再这样下去,不出半个时辰,她的弟兄们就会全军覆没。萧凝咬紧银牙,枪法愈发凌厉,
试图在包围圈上撕开一道口子。但敌人如潮水般涌来,刚解决掉一个,
立刻就有两个补上缺口。她的体力在飞速流失,希望也随之变得渺茫。就在这时,
一个蹑手蹑脚的身影从她侧后方的树林里探出头来。是楚云昭。他本该转身就跑的,
这是他求生本能的唯一选择。
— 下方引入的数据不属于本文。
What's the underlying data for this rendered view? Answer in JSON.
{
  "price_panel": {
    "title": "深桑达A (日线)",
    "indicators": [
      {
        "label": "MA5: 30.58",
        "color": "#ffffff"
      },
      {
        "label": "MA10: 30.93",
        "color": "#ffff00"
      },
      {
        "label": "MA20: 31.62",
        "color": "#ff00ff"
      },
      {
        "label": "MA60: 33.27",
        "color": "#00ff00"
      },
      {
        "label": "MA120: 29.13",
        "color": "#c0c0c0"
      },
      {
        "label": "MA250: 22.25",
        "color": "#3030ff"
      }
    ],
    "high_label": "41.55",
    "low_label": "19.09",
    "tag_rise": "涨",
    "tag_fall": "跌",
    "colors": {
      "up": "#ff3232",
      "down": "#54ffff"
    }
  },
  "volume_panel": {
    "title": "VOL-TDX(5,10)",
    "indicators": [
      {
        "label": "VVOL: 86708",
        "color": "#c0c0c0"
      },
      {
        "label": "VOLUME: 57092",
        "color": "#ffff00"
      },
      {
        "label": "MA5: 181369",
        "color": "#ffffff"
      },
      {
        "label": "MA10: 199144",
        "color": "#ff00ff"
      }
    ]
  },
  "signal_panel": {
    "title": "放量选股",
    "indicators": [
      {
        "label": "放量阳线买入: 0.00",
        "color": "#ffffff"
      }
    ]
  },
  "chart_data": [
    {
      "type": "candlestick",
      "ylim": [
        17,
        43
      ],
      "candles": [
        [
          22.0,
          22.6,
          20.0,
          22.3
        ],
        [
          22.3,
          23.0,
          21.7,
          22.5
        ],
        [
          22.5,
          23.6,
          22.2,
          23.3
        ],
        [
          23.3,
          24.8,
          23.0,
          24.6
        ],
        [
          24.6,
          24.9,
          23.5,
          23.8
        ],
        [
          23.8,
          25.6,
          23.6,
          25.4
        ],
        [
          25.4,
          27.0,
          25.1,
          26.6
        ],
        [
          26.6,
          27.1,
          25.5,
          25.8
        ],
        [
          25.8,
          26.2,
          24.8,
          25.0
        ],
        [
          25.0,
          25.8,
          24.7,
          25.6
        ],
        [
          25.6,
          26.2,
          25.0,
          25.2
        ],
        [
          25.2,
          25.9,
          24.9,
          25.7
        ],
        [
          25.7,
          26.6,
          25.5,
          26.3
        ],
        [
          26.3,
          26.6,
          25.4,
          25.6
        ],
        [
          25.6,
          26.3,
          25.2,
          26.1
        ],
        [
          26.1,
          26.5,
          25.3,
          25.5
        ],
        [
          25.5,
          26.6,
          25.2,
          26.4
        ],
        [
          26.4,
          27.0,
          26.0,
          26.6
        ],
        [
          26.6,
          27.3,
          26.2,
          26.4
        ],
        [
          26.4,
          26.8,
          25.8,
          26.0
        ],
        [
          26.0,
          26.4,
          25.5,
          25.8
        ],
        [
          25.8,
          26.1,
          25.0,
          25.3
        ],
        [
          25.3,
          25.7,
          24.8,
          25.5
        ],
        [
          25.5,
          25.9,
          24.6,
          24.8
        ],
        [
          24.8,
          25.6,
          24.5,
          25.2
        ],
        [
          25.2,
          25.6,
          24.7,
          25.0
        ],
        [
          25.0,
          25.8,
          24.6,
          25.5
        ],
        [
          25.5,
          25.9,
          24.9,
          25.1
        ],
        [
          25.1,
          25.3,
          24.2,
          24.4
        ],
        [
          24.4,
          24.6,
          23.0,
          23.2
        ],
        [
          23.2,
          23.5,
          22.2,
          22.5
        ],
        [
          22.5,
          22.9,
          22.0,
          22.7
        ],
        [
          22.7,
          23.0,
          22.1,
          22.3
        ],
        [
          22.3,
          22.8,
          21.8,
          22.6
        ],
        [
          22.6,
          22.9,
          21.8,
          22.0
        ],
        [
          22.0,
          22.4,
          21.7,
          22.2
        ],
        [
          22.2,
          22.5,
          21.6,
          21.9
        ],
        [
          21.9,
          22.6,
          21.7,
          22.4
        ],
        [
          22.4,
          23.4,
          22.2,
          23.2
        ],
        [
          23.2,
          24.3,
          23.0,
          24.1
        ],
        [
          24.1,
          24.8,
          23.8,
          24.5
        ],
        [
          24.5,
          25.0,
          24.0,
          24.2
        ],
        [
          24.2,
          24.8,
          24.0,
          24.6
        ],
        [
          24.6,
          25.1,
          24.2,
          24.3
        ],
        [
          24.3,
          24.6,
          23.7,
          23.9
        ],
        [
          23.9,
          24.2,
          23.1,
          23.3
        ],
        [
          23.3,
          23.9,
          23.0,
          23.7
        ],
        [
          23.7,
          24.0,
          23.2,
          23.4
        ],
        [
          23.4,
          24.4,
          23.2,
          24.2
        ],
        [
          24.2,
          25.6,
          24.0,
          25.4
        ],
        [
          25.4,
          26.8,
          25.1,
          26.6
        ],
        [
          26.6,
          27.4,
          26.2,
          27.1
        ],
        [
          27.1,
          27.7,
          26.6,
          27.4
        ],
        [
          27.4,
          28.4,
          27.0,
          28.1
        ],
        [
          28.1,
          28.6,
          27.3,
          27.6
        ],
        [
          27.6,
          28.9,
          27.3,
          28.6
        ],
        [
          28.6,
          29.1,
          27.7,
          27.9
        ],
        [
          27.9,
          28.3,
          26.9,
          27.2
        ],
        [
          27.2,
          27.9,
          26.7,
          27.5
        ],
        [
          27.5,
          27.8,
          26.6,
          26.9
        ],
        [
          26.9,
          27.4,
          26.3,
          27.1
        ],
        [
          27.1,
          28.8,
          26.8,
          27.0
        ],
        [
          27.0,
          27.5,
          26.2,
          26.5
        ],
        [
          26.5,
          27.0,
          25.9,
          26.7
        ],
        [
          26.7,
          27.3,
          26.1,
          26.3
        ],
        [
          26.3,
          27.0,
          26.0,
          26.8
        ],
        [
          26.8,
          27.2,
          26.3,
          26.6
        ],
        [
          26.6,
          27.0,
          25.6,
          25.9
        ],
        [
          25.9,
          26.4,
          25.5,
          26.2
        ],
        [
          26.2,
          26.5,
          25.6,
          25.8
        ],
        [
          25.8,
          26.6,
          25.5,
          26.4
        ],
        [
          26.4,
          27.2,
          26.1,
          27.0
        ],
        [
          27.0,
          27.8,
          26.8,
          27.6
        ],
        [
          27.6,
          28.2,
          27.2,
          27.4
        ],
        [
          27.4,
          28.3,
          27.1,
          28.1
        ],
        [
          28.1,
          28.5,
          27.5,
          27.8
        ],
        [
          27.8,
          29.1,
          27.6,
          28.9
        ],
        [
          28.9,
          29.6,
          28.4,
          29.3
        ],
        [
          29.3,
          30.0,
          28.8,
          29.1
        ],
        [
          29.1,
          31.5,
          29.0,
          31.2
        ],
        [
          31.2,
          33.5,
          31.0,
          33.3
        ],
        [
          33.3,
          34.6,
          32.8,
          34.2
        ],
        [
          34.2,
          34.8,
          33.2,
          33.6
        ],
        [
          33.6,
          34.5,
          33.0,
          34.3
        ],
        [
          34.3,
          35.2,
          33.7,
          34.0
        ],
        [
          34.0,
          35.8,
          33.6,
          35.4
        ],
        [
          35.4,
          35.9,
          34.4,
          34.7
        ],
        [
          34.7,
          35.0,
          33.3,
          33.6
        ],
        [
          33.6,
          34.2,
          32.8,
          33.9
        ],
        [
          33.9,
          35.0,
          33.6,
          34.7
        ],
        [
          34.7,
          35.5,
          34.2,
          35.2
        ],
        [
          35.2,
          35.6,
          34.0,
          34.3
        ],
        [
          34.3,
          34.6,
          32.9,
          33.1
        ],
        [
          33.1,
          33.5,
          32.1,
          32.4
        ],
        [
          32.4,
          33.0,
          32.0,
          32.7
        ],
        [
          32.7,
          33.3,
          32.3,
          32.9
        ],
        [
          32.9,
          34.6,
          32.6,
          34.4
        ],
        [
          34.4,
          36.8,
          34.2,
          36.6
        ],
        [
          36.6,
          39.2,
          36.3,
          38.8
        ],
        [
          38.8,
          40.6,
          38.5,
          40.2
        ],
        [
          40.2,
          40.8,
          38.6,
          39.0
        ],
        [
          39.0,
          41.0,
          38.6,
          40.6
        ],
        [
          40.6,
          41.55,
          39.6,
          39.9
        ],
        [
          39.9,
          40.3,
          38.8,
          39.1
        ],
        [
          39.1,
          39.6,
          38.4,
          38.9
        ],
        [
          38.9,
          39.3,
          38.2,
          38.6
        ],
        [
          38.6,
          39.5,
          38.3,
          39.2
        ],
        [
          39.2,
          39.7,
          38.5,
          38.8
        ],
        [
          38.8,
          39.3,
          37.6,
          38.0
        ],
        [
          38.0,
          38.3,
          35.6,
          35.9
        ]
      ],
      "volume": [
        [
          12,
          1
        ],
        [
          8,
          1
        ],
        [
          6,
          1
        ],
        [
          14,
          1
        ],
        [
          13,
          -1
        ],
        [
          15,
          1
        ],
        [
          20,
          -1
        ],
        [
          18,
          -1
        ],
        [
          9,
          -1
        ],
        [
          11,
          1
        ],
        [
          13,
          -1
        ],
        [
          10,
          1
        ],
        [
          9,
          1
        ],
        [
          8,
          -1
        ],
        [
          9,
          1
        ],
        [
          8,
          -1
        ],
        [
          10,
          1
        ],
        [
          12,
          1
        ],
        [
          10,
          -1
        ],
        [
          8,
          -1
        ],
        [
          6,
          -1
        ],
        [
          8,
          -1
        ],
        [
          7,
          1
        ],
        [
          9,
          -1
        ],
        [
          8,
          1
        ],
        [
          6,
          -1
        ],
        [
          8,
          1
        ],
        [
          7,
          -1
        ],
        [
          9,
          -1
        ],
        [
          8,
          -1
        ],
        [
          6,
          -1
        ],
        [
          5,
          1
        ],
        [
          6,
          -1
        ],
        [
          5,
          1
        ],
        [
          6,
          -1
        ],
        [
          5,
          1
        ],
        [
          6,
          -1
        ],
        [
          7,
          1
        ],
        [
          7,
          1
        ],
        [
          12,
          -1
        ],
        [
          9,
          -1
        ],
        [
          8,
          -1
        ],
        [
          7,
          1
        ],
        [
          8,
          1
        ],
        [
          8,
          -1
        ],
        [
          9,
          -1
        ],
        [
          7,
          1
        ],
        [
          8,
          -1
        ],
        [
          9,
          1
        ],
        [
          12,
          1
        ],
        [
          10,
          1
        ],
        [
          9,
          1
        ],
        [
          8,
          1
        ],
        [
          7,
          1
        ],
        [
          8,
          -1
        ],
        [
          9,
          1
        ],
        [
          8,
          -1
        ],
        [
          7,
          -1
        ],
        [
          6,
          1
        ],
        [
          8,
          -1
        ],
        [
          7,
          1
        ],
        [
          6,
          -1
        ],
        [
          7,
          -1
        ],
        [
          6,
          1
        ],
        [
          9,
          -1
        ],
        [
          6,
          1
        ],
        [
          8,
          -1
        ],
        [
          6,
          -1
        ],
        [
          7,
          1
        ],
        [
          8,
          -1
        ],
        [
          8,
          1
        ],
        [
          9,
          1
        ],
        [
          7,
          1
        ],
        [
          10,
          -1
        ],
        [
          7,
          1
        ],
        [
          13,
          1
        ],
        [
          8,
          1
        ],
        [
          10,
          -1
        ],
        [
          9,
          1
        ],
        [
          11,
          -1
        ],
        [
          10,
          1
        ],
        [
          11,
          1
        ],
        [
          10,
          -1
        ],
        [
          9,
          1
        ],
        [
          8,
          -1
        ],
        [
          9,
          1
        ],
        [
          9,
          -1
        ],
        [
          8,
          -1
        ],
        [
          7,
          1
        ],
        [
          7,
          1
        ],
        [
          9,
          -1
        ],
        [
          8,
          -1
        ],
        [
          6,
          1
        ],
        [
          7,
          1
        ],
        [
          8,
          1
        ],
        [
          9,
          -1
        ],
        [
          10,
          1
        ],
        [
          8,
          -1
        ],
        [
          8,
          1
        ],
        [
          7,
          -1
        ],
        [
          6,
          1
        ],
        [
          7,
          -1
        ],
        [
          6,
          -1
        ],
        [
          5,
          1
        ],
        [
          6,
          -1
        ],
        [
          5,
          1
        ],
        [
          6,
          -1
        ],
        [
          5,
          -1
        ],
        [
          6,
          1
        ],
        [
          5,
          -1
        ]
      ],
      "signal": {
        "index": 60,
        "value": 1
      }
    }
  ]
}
可就在他看到萧凝部队陷入困境的瞬间,
那熟悉的、撕裂脑海的“幻影”再一次汹涌而至!他眼前一黑,望舒城的血火瞬间褪去,
取而代之的是一幅模糊却清晰的动态画面。他“看到”了驿站的屋顶,
看到了埋伏在东侧沟壑里的另一支敌军弓箭手,
看到了敌军指挥官正藏身于一棵巨大的橡树之后,高举着的手随时准备挥下。
“……承平二年,都尉萧氏率残部退守野狐驿,为帝军所伏。敌将魏明分兵两路,
明火执仗者围其正面,精锐弓手则藏于东侧沟壑,俟其力疲,则以箭雨覆之。萧氏血战到底,
全军覆没。”《承平乱记》中一段不起眼的记载,此刻化作了最致命的预言!
楚云昭的心脏狂跳得仿佛要冲出胸膛。他看着下方浴血奋战的萧凝,
那个在幻影中即将身中数箭、力竭而亡的身影,与眼前这个坚毅的女将渐渐重叠。逃?
他能逃到哪里去?历史的巨轮已碾碎了他的家园,下一个,就要碾碎眼前这些鲜活的生命。
他是个懦夫,一个连拿起刀剑勇气的学者,但他也是这片土地上唯一知道“剧本”的人。
一股莫名的勇气,或者说是一种被逼到绝境的疯狂,从楚云昭的脚底直冲天灵盖。
他冲出树林,用尽全身力气,对着下方撕心裂肺地大喊:“东侧!东侧的沟壑里有埋伏!
别管前面了!弓箭手!快躲开!”他的声音尖利而嘶哑,在震天的喊杀声中显得微不足道。